What Parents Need to Know
Parents need to know that the whole movie amounts to a glorification of thievery. Not one character questions whether it's morally right to pull off the big casino robbery, just whether they can get away with it. In accord with the studio censorship codes of yesteryear, though, crime does not pay in the end (except a modest handout to an innocent, struggling widow). The Las Vegas "fun city" ambiance of gambling and high times is robustly present, with much drinking, smoking, and other grownup pursuits idealized. Note that the casinos are shown behaving legally and ethically, even forbidding a prominent celebrity (comic Red Skelton, portraying himself) from exceeding his betting limit. That little vignette is as close as it comes to a Gamblers Anonymous PSA. Households who disapprove of gambling altogether still won't be happy. Neither will those sensitive to the male characters' occasional denigration of women and a few racial gags made at Sammy Davis Jr.'s expense.

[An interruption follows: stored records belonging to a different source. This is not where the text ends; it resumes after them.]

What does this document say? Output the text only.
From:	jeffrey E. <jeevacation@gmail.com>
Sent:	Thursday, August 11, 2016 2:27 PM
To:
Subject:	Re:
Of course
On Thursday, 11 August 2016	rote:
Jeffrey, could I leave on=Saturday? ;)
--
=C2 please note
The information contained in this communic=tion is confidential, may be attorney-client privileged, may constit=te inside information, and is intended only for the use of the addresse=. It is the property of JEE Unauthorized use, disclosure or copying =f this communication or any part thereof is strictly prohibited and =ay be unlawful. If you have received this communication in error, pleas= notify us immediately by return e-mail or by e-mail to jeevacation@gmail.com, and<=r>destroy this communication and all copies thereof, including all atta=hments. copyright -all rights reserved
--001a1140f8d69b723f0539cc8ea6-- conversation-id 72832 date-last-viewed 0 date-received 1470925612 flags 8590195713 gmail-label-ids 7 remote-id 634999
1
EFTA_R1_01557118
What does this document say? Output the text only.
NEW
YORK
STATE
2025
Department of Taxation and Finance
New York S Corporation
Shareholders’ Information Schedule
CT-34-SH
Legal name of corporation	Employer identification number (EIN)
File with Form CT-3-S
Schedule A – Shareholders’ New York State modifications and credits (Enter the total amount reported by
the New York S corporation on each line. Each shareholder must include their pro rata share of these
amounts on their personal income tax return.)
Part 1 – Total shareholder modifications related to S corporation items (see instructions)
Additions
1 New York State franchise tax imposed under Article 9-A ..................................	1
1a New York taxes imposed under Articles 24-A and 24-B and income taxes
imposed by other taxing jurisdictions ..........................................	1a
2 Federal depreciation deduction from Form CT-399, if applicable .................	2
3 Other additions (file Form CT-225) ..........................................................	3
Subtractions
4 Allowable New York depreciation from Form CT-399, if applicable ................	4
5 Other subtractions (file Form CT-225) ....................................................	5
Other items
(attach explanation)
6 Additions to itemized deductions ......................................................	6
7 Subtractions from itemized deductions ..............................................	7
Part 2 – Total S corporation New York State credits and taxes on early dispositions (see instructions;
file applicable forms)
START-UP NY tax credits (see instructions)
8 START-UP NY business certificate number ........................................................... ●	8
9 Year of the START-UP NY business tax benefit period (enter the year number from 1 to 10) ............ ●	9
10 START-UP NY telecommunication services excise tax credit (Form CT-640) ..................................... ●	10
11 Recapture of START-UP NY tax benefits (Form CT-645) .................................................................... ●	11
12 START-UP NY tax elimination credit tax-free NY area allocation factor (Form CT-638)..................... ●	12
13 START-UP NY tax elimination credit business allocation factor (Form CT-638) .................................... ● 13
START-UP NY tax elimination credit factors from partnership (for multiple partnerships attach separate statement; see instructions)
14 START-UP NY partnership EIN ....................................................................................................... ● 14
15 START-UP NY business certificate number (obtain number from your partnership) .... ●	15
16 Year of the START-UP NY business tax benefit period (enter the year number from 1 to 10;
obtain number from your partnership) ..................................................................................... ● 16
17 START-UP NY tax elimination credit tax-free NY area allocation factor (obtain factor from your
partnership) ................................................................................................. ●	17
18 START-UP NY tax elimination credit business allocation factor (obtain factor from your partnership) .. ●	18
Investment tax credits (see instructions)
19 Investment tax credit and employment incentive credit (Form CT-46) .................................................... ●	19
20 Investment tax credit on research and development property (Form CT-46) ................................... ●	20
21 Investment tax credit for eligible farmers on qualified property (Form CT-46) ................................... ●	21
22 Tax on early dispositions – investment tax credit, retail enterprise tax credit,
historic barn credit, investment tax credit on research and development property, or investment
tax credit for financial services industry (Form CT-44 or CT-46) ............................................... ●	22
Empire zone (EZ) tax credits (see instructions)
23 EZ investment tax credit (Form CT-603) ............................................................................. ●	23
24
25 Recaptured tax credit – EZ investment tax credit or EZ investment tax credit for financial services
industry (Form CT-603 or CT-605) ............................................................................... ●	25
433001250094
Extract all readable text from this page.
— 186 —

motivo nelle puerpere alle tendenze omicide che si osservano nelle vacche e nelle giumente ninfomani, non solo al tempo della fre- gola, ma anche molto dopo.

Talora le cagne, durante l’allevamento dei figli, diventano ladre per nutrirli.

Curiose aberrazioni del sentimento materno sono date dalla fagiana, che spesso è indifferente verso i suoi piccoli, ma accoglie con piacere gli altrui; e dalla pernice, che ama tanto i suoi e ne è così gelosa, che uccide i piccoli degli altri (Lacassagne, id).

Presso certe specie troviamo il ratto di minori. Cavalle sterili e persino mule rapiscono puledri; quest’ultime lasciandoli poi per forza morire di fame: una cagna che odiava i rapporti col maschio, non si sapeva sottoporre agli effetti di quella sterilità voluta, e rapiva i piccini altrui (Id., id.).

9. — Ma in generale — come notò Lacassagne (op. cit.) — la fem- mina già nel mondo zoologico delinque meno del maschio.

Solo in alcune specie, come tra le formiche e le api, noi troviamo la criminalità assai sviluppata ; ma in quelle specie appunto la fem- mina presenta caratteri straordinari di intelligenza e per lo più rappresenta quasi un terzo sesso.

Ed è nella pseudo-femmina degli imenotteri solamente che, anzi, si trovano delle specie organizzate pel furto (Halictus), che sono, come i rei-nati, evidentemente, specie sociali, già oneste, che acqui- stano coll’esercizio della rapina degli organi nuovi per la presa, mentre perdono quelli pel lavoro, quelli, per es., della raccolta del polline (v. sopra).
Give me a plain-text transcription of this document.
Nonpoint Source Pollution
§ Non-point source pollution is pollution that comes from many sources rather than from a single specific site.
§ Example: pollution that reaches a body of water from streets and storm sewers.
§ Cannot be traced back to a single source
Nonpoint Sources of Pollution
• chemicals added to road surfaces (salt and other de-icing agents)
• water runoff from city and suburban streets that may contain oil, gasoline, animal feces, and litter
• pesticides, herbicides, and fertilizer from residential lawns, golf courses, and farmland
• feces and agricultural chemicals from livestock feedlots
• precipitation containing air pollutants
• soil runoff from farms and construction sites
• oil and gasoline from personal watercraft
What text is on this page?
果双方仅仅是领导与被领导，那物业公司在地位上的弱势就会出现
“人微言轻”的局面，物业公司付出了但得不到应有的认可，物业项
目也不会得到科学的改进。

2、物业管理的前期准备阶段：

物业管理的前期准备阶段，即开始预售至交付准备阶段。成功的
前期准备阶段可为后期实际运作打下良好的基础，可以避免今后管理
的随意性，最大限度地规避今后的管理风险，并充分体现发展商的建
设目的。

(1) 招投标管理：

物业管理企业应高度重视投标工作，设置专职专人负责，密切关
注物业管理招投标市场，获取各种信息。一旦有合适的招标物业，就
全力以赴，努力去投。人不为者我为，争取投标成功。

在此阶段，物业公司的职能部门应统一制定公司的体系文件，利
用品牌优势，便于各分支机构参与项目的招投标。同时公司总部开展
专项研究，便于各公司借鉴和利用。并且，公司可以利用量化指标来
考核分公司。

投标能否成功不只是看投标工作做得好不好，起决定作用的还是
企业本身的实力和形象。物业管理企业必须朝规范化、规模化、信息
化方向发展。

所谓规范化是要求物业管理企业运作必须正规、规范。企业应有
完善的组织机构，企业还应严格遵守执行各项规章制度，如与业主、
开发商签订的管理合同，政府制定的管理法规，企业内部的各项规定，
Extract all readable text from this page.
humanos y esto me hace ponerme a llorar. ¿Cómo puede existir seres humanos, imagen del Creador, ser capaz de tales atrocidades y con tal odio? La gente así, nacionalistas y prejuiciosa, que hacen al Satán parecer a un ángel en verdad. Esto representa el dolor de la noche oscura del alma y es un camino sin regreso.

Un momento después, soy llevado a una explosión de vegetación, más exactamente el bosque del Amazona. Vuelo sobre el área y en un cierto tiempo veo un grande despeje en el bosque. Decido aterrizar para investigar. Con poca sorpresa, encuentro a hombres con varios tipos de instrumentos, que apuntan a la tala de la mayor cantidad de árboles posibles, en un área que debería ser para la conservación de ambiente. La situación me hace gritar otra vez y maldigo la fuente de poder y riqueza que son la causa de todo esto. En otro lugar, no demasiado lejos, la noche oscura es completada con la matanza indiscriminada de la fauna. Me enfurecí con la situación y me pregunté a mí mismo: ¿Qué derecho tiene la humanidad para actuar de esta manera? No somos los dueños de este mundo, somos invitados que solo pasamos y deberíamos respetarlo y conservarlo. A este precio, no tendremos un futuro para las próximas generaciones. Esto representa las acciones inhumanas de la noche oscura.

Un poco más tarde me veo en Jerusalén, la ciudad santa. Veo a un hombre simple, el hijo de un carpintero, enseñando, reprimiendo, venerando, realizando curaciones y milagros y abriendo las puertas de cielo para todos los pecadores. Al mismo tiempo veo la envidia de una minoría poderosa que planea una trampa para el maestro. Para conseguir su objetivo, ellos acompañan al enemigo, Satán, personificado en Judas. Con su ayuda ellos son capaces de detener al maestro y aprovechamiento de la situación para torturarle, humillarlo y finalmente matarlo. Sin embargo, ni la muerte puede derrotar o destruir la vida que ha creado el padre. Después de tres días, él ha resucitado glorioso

- Families can talk about the popularity of Ocean's Eleven in its time. Do kids today find the actor-entertainers all that charming? Are their swaggering ways and attitudes toward women still "cool," or backwards and embarrassing? You can also discuss the enduring appeal of caper movies. Consider the ironic twist ending and Hollywood's old studio-censorship rule that dictated outlaws could never be allowed to succeed in the end (the George ClooneyOcean's Eleven remake and sequels didn't have this problem). Why do you think clever lawbreaking and heists became especially popular on movie screens in the rebellious 1960s?